Romeo and Juliet meets aliens in The CW’s new series, “Star-Crossed” (get it? get it?).
The year is 2024 and 10 years ago aliens crashed landed onto Earth. We humans, being reasonable beings, immediately shot them down and put them in “sectors” to be monitored. After 10 years, society has deemed them “safe” and plans to fight society’s speciesism Little Rock Nine style: enrolling aliens into a high school.
Translation: pretty much an hour of buff jocks growling at buff tattooed guys (the tattoos mean they’re aliens, convenient) in a “future” school with Roombas and holographic flags. Given how teen romances have lately been pure “tension” and stagnant plots, this would normally sum up to maybe watching a marathon if you’re too sick to change the channel.

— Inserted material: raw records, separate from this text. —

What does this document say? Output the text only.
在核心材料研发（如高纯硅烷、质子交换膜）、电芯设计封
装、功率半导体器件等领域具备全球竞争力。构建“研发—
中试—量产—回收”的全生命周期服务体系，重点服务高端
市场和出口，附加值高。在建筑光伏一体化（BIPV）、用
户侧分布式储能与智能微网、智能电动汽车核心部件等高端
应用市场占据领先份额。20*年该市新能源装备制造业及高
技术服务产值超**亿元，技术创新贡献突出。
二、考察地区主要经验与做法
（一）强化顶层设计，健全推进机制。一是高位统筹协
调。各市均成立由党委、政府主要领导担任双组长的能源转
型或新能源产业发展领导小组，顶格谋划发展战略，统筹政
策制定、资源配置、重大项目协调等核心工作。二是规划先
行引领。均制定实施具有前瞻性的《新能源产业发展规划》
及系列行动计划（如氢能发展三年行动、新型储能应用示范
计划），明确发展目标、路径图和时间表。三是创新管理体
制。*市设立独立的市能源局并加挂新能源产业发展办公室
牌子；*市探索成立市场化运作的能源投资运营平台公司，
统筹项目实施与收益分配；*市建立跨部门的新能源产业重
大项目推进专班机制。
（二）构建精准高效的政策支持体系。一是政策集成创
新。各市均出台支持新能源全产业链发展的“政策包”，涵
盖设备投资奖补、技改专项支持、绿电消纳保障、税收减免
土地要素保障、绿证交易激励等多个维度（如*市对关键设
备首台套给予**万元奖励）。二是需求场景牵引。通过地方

But “Star-Crossed” has some kernels of originality. The “Juliet” of the show, Emery, played by “Friday night Lights”s Amiee Teegarden, has been in the hospital for four years due to an immune deficiency. The aliens are keeping some serious secrets from the humans. The show skips over what could have been episodes of confusion and “romantic tension” in 20 minutes to instead dive into plot twists crazy enough for a season finale. Not to mention the deep morality and acceptance issues at the core of the plot that are chillingly familiar both to what the Little Rock Nine encountered in their fight against racism 50 years ago and to any minority’s struggles today.
With all of this, “Star-Crossed” has the potential to become a teen sci-fi show that maybe, possibly will be worth talking about by Sept. 17 when, according to the show, buff tattooed aliens will crash onto our own world. But, until that day comes (oh, pretty please), “Star-Crossed” still has to prove it can hold up to the issues and twists the pilot has promised.